The Museum of Arts and Design held a cocktail party for the opening of the Museum’s newest exhibit: “Fashion Jewelry: The Collection of Barbara Berger.” Berger, a renowned acquirer of costume jewelry possesses some of the most important pieces of designer jewelry of this century. Barbara Berger was born in New York City in 1942 to a father who was an American diamond merchant. At the age of 13, she purchased a pair of Chanel earrings at a Paris flea market-and the rest is history. Berger’s private collection features over four thousand pieces from more than eighty designers, and represents over fifty years of collecting.
|Miriam Haskell by Lawrence Vrba
Many of the designs were made specifically to be worn with haute couture clothing by premier fashion designers. The featured jewelry designers of this over four hundred and fifty piece exhibition include Kenneth Lane, Lanvin, Missoni, Oscar de la Renta, Chanel, Miriam Haskell, Boucher, Balenciaga, and Trifari. The exhibition will be on view at the Museum from June 25th through September 22nd (with a portion remaining open until January 11th). The company of Miriam Haskell, the famed jewelry designer who died in 1981, subsidized the show and donated a gilded metal and pearl grape necklace to the Museum’s permanent collection.
|Barbara Berger & David McFadden|
This collection was organized by David McFadden, Chief Curator and Vice President for Programs and Collections at the Museum of Arts and Design, in collaboration with guest curator and jewelry historian Harrice Miller. McFadden said that he and Berger worked on this exhibition for the past eight to ten years. This is the first costume exhibition in the Museum’s history and one where fantastic objects and great concepts were seamlessly merged. They chose the best pieces from her collection with meticulous attention to not only excellence in appearance but also to perfection in execution and craftsmanship. While there are no precious stones involved in the making of this jewelry, all the pieces are historical couture pieces with intricate detailing and work.
|William De Lillo circa 1972|
Barbara Berger reiterated her pride in this presentation by stating, this “is the most amazing day of my life- to see all this effort come to fruition.” This has been Barbara’s all consuming passion and therefore, she appreciates the Museum’s vision of her core collection of vintage jewelry as being highly contemporary. Some of her favorite works in the collection are those of Miriam Haskell who she views as impeccable for her strength and creativity in jewelry construction. This exhibition is Barbara’s life work and the beauty of the jewelry mirrored that dedication.

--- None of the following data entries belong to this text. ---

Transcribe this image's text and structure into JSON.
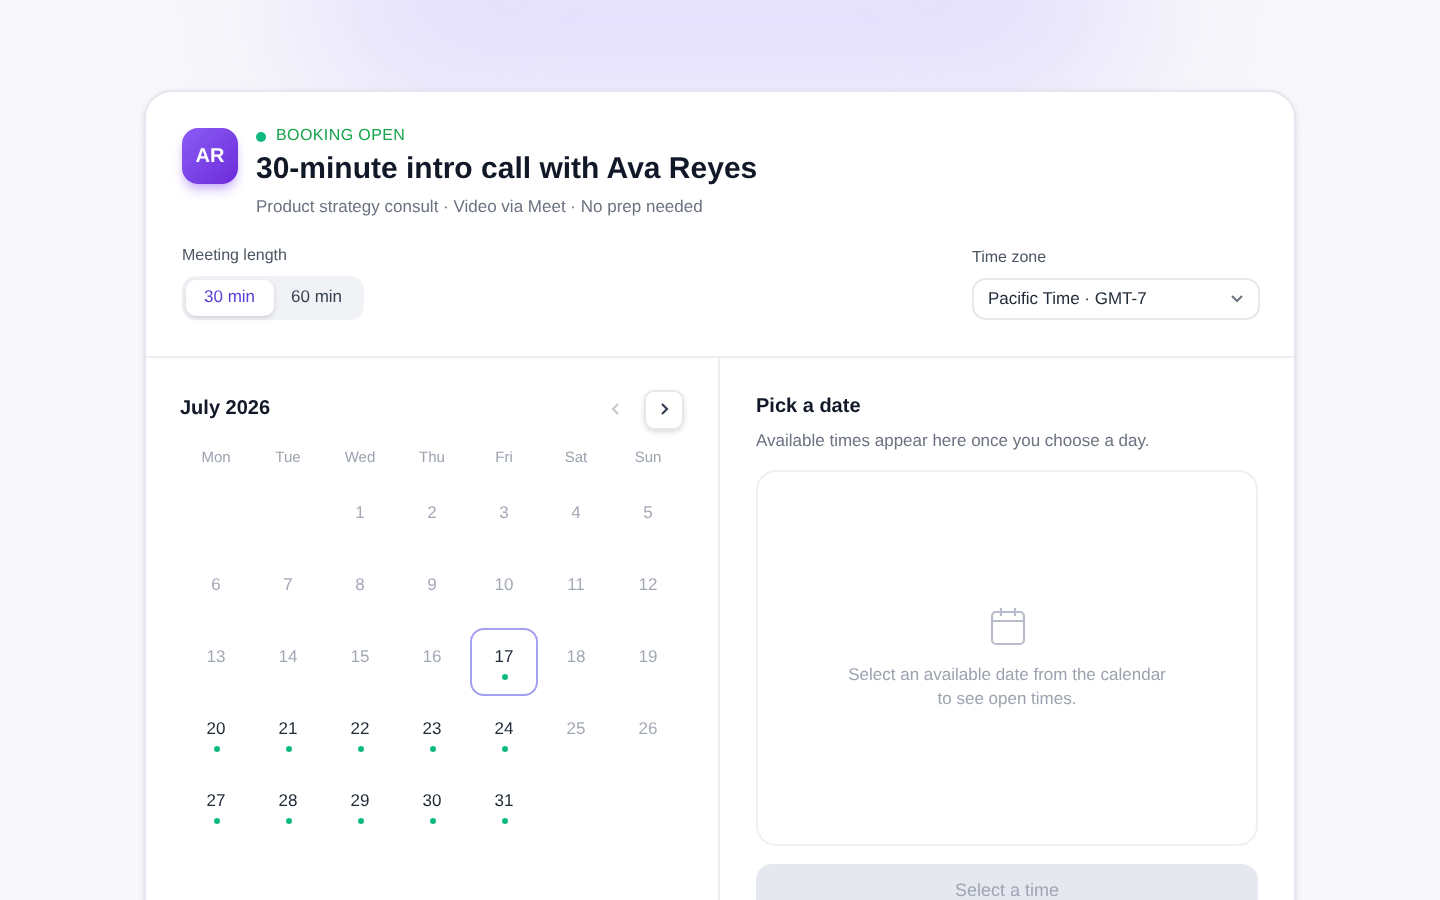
{
  "booking": {
    "status": "BOOKING OPEN",
    "open": true,
    "avatar": "AR",
    "title": "30-minute intro call with Ava Reyes",
    "subtitle": "Product strategy consult · Video via Meet · No prep needed"
  },
  "meeting_length": {
    "label": "Meeting length",
    "options": [
      {
        "label": "30 min",
        "selected": true
      },
      {
        "label": "60 min",
        "selected": false
      }
    ]
  },
  "time_zone": {
    "label": "Time zone",
    "value": "Pacific Time · GMT-7"
  },
  "calendar": {
    "month": "July 2026",
    "prev_disabled": true,
    "next_disabled": false,
    "weekdays": [
      "Mon",
      "Tue",
      "Wed",
      "Thu",
      "Fri",
      "Sat",
      "Sun"
    ],
    "weeks": [
      {
        "kind": "leading",
        "days": [
          {
            "day": "1",
            "available": false,
            "selected": false
          },
          {
            "day": "2",
            "available": false,
            "selected": false
          },
          {
            "day": "3",
            "available": false,
            "selected": false
          },
          {
            "day": "4",
            "available": false,
            "selected": false
          },
          {
            "day": "5",
            "available": false,
            "selected": false
          }
        ]
      },
      {
        "kind": "trailing",
        "days": [
          {
            "day": "6",
            "available": false,
            "selected": false
          },
          {
            "day": "7",
            "available": false,
            "selected": false
          },
          {
            "day": "8",
            "available": false,
            "selected": false
          },
          {
            "day": "9",
            "available": false,
            "selected": false
          },
          {
            "day": "10",
            "available": false,
            "selected": false
          },
          {
            "day": "11",
            "available": false,
            "selected": false
          },
          {
            "day": "12",
            "available": false,
            "selected": false
          }
        ]
      },
      {
        "kind": "trailing",
        "days": [
          {
            "day": "13",
            "available": false,
            "selected": false
          },
          {
            "day": "14",
            "available": false,
            "selected": false
          },
          {
            "day": "15",
            "available": false,
            "selected": false
          },
          {
            "day": "16",
            "available": false,
            "selected": false
          },
          {
            "day": "17",
            "available": true,
            "selected": true
          },
          {
            "day": "18",
            "available": false,
            "selected": false
          },
          {
            "day": "19",
            "available": false,
            "selected": false
          }
        ]
      },
      {
        "kind": "trailing",
        "days": [
          {
            "day": "20",
            "available": true,
            "selected": false
          },
          {
            "day": "21",
            "available": true,
            "selected": false
          },
          {
            "day": "22",
            "available": true,
            "selected": false
          },
          {
            "day": "23",
            "available": true,
            "selected": false
          },
          {
            "day": "24",
            "available": true,
            "selected": false
          },
          {
            "day": "25",
            "available": false,
            "selected": false
          },
          {
            "day": "26",
            "available": false,
            "selected": false
          }
        ]
      },
      {
        "kind": "trailing",
        "days": [
          {
            "day": "27",
            "available": true,
            "selected": false
          },
          {
            "day": "28",
            "available": true,
            "selected": false
          },
          {
            "day": "29",
            "available": true,
            "selected": false
          },
          {
            "day": "30",
            "available": true,
            "selected": false
          },
          {
            "day": "31",
            "available": true,
            "selected": false
          }
        ]
      }
    ]
  },
  "times": {
    "title": "Pick a date",
    "hint": "Available times appear here once you choose a day.",
    "empty_message": "Select an available date from the calendar to see open times.",
    "button": {
      "label": "Select a time",
      "disabled": true
    }
  }
}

Many of the pieces in the display looked highly familiar, akin to something Madonna, Lady Gaga or even Beyonce might wear. The collection’s costumey vibe coupled with its innate beauty gave it a duality; On one hand the collection seemed playful and frivolous and yet on the other, this was a serious, heady collection worthy of attention and exploration. As Coco Chanel said, “costume jewelry is not made to give woman an aura of wealth, but to make them beautiful.” These pieces are imbued with a fantasy and richness providing an affordable way for women to dazzle with their creativity and daring.
The exhibition is accompanied by a major publication on the Barbara Berger collection published by Assouline, with a preface by Pamela Golbin, who is the chief curator of Paris’ Musée de la Mode et du Textile; an essay by fashion guru Iris Apfel; and text by jewelry historian Harrice Simons Miller. A wide range of educational programs will accompany the exhibition, including lectures and panel discussions, designer-led exhibition tours, and hands-on jewelry workshops and demonstrations in MAD’s 6th floor Open Studios.